We rehearsed clothed, but we would be naked on stage. I could not help but think about the would-be nudity of the group and having to be comfortable constantly touching and being touched—manipulating and being physically manipulated—by other cast members. The director, in rehearsing these scenes, focused solely on the physical images being created, with crude asides shared in by the actors about penetration and nudity, creating what I felt to be a strangely non-communicative workspace that was increasingly boisterous and masculine.

When I was later asked to kiss the man I was laying next to in this sequence, I became uncomfortable. On reflection I was probably uncomfortable the whole time. Yet I did not allow myself to consciously acknowledge it, instead working through the scene hoping I would become comfortable as we rehearsed. However, with my focus on the nudity and the physical closeness with the other actors, I hit a moment of mental overload when thinking about the kiss. It was already too much to take in, and I was not mentally prepared.

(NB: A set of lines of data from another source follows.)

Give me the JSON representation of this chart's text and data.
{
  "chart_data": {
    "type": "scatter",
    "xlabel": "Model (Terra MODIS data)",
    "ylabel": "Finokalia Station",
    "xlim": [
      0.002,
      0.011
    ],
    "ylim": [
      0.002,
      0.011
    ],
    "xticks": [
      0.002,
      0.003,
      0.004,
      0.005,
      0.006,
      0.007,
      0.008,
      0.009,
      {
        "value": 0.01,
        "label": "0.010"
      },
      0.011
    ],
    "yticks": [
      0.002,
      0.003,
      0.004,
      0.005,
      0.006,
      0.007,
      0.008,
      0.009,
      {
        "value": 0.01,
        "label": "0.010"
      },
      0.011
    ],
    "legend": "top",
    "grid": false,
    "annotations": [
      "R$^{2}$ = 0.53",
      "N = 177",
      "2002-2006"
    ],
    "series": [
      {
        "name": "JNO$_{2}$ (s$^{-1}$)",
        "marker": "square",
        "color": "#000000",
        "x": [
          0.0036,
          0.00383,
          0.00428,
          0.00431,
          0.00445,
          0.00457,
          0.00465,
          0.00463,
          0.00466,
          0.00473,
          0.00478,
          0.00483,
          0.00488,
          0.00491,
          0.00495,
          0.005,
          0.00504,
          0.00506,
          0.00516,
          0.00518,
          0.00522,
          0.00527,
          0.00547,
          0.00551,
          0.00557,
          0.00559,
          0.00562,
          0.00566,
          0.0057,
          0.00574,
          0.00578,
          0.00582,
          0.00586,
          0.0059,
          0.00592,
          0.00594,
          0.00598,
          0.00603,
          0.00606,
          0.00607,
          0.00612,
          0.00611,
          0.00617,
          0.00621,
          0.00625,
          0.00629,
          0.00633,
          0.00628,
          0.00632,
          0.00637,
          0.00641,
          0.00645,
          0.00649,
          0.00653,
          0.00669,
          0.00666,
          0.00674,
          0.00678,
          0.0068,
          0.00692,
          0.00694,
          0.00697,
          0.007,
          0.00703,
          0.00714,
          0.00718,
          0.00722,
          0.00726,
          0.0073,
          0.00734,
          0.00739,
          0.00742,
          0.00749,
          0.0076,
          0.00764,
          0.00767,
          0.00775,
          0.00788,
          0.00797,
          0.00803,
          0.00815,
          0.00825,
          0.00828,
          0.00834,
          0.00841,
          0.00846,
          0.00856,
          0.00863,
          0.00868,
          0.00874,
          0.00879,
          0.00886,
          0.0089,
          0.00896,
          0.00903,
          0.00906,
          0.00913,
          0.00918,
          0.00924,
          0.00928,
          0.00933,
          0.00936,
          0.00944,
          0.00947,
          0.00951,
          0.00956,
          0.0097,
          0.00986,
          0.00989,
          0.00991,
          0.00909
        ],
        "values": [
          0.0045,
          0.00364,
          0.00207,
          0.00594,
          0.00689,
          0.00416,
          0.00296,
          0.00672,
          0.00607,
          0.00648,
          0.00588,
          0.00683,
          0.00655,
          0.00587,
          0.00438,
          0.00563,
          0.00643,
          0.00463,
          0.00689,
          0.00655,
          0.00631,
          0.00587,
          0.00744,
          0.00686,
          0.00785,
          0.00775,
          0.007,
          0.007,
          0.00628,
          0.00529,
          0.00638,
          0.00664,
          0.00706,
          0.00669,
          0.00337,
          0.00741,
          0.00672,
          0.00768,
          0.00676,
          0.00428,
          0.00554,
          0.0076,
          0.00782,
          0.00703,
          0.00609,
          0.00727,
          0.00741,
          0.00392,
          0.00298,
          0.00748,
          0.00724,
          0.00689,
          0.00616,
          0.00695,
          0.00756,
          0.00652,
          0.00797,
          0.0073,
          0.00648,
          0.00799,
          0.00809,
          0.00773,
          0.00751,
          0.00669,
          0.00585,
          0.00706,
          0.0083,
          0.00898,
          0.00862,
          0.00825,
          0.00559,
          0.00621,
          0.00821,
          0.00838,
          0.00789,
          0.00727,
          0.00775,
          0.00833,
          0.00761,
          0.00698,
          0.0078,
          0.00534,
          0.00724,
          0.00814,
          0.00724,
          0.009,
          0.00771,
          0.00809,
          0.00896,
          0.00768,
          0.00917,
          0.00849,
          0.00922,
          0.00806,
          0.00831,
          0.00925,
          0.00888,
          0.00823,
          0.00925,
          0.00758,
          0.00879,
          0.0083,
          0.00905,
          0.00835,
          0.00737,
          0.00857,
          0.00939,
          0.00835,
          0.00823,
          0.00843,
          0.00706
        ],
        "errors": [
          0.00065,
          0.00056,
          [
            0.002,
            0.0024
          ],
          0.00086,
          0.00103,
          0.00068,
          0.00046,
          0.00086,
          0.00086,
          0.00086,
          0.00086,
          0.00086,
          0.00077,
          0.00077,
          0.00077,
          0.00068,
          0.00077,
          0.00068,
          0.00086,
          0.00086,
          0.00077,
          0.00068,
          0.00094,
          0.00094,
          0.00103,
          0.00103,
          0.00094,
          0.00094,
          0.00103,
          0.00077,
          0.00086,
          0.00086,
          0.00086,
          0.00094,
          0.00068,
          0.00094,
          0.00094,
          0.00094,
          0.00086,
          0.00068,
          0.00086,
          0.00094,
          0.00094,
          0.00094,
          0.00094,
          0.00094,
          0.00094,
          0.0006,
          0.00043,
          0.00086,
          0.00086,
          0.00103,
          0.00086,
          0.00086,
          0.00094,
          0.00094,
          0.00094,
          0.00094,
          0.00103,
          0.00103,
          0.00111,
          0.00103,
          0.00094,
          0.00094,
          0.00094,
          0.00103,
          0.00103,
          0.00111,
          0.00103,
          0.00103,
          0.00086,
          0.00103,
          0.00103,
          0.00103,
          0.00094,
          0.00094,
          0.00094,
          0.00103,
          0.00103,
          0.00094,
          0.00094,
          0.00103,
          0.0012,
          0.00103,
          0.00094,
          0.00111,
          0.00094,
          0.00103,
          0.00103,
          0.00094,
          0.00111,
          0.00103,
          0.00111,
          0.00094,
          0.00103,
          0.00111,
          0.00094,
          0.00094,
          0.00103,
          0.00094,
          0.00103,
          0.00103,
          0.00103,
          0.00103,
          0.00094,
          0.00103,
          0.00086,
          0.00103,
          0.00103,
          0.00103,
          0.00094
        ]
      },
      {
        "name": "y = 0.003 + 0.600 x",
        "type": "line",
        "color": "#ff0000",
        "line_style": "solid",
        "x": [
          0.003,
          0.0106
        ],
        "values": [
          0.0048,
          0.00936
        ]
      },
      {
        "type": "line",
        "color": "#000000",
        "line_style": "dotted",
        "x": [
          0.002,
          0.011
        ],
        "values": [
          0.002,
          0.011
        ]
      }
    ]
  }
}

At the time, my way of expressing my discomfort was to immediately say, “No, I’m not doing that”. I said this in such a way that I felt I was having to make a joke and apologise for my discomfort. I was confronted because I did not feel as though I had a lot of control, and the space in which we were working was not one of trust and open communication. I felt extremely uncomfortable expressing discomfort.

This was not the sole unpleasant rehearsal experience in this production, but I think it is representative of a larger problem within the production. The lack of opportunity for communication in the development of such theatrical images is indicative to me of an unsafe rehearsal space. In my opinion, the director—a man with thirty years of experience whose only attempt to create a safe rehearsal space was the use of the phrase ‘respect your fellow actors’—should have the experience and the knowledge to know better.

Not being a director, or even someone who is often subject to experiences like this, perhaps I am not the most appropriate person to write this article. I also do not presume to have any conclusive solutions to the problem posed. However, my hope is that it will encourage a conversation among young theatre makers, especially those involved in student theatre, about how to approach difficult material and how to establish safe rehearsal spaces. These should be environments in which every persons’ physical and mental safety is considered; in which boundaries and mental blocks are discussed; and in which one is always aware of why such risks are being taken. Without an environment that fosters communication and trust between actors and directors, phrases such as ‘respect your fellow actors’ are virtually meaningless.

Josiah Lulham is a former Creative Arts Officer and was Co-Artistic Director of MUDFest 2013.